# Introduction to the Lambda Calculus # We often talk about "*the* Lambda Calculus", as if there were just one; but in fact, there are many, many variations. The one we will start with, and will explore in some detail, is often called "the pure" or "the untyped" Lambda Calculus. Actually, there are many variations even under that heading. But all of the variations share a strong family resemblance, so what we learn now will apply to all of them. > Fussy note: calling this the "pure" Lambda Calculus is entrenched terminology, but it coheres imperfectly with other uses of "pure" we'll encounter. There are three respects in which the lambda calculus we'll be presenting might claim to deserve the name "pure": (1) it has no pre-defined constants and a very spare syntax; (2) it has no types; (3) it has no side-effects, and is insensitive to the order of evaluation. > Sense (3) corresponds most closely to the other uses of "pure" you'll see in the surrounding literature. With respect to this point, it may be true that the Lambda Calculus has no side effects. (Let's revisit that assumption at the end of term.) But as we'll see next week, it is *not* true that it's insensitive to the order of evaluation. So if that's what we mean by "pure", this lambda calculus isn't as pure as you might hope to get. Some *typed* lambda calculi will turn out to be more pure in that respect. > But this lambda calculus is at least "pure" in sense (2). At least, it doesn't *explicitly talk about* any types.
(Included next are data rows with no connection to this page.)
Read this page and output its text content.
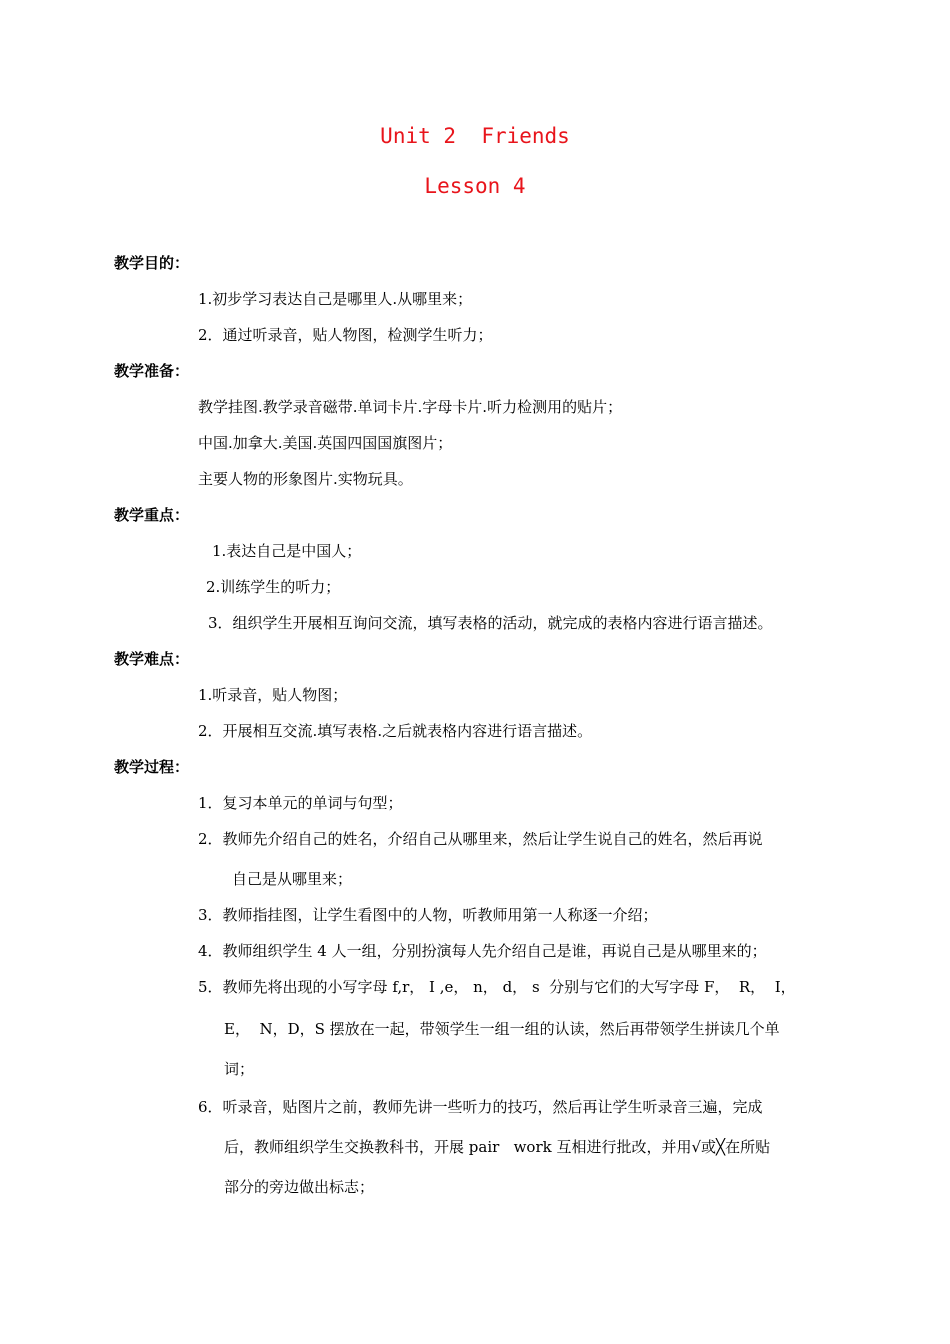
Unit 2  Friends
Lesson 4
教学目的：
1.初步学习表达自己是哪里人.从哪里来；
2．通过听录音，贴人物图，检测学生听力；
教学准备：
教学挂图.教学录音磁带.单词卡片.字母卡片.听力检测用的贴片；
中国.加拿大.美国.英国四国国旗图片；
主要人物的形象图片.实物玩具。
教学重点：
1.表达自己是中国人；
2.训练学生的听力；
3．组织学生开展相互询问交流，填写表格的活动，就完成的表格内容进行语言描述。
教学难点：
1.听录音，贴人物图；
2．开展相互交流.填写表格.之后就表格内容进行语言描述。
教学过程：
1．复习本单元的单词与句型；
2．教师先介绍自己的姓名，介绍自己从哪里来，然后让学生说自己的姓名，然后再说
自己是从哪里来；
3．教师指挂图，让学生看图中的人物，听教师用第一人称逐一介绍；
4．教师组织学生 4 人一组，分别扮演每人先介绍自己是谁，再说自己是从哪里来的；
5．教师先将出现的小写字母 f,r， I ,e， n， d， s  分别与它们的大写字母 F，  R，  I，
E，  N，D，S 摆放在一起，带领学生一组一组的认读，然后再带领学生拼读几个单
词；
6．听录音，贴图片之前，教师先讲一些听力的技巧，然后再让学生听录音三遍，完成
后，教师组织学生交换教科书，开展 pair   work 互相进行批改，并用√或╳在所贴
部分的旁边做出标志；
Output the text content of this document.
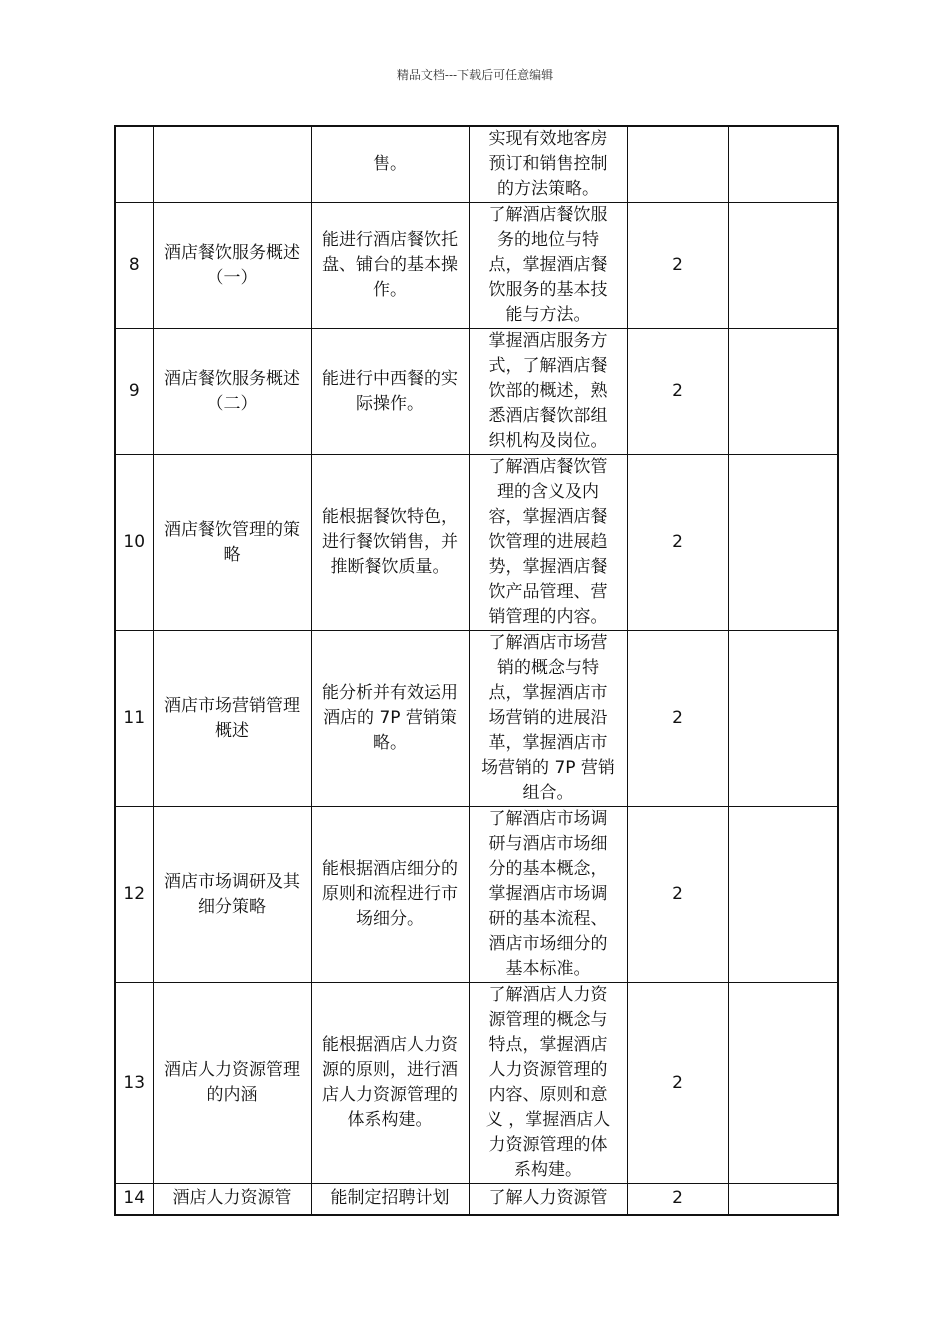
精品文档---下载后可任意编辑
		售。	实现有效地客房预订和销售控制的方法策略。		
8	酒店餐饮服务概述（一）	能进行酒店餐饮托盘、铺台的基本操作。	了解酒店餐饮服务的地位与特点，掌握酒店餐饮服务的基本技能与方法。	2	
9	酒店餐饮服务概述（二）	能进行中西餐的实际操作。	掌握酒店服务方式，了解酒店餐饮部的概述，熟悉酒店餐饮部组织机构及岗位。	2	
10	酒店餐饮管理的策略	能根据餐饮特色，进行餐饮销售，并推断餐饮质量。	了解酒店餐饮管理的含义及内容，掌握酒店餐饮管理的进展趋势，掌握酒店餐饮产品管理、营销管理的内容。	2	
11	酒店市场营销管理概述	能分析并有效运用酒店的 7P 营销策略。	了解酒店市场营销的概念与特点，掌握酒店市场营销的进展沿革，掌握酒店市场营销的 7P 营销组合。	2	
12	酒店市场调研及其细分策略	能根据酒店细分的原则和流程进行市场细分。	了解酒店市场调研与酒店市场细分的基本概念，掌握酒店市场调研的基本流程、酒店市场细分的基本标准。	2	
13	酒店人力资源管理的内涵	能根据酒店人力资源的原则，进行酒店人力资源管理的体系构建。	了解酒店人力资源管理的概念与特点，掌握酒店人力资源管理的内容、原则和意义 ，掌握酒店人力资源管理的体系构建。	2	
14	酒店人力资源管	能制定招聘计划	了解人力资源管	2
Some prefer to say that the Lambda Calculus *does* have types implicitly, it's just that there's only one type, so that every expression is a member of that one type. If you say that, you have to say that functions from this type to this type also belong to this type. Which is weird... In fact, though, such types are studied, under the name "recursive types." More about these later in the seminar. > Well, at least this lambda calculus is "pure" in sense (1). As we'll see next week, though, there are some computational formal systems whose syntax is *even more* spare, in that they don't even have variables. So if that's what mean by "pure", again this lambda calculus isn't as pure as you might hope to get. > Still, if you say you're talking about "the pure" Lambda Calculus, or "the untyped" Lambda Calculus, or even just "the" Lambda Calculus, this is the system that people will understand you to be referring to. ## Syntax ## Here is its syntax:
Variables: x, y, z ...
Each variable is an expression. For any variable `a` and (possibly complex) expressions `M` and `N`, the following are also expressions:
Abstract: (λa M)
We'll tend to write (λa M) as just `(\a M)`, so we don't have to write out the markup code for the λ. You can yourself write (λa M) or `(\a M)` or `(lambda a M)`.
Application: (M N)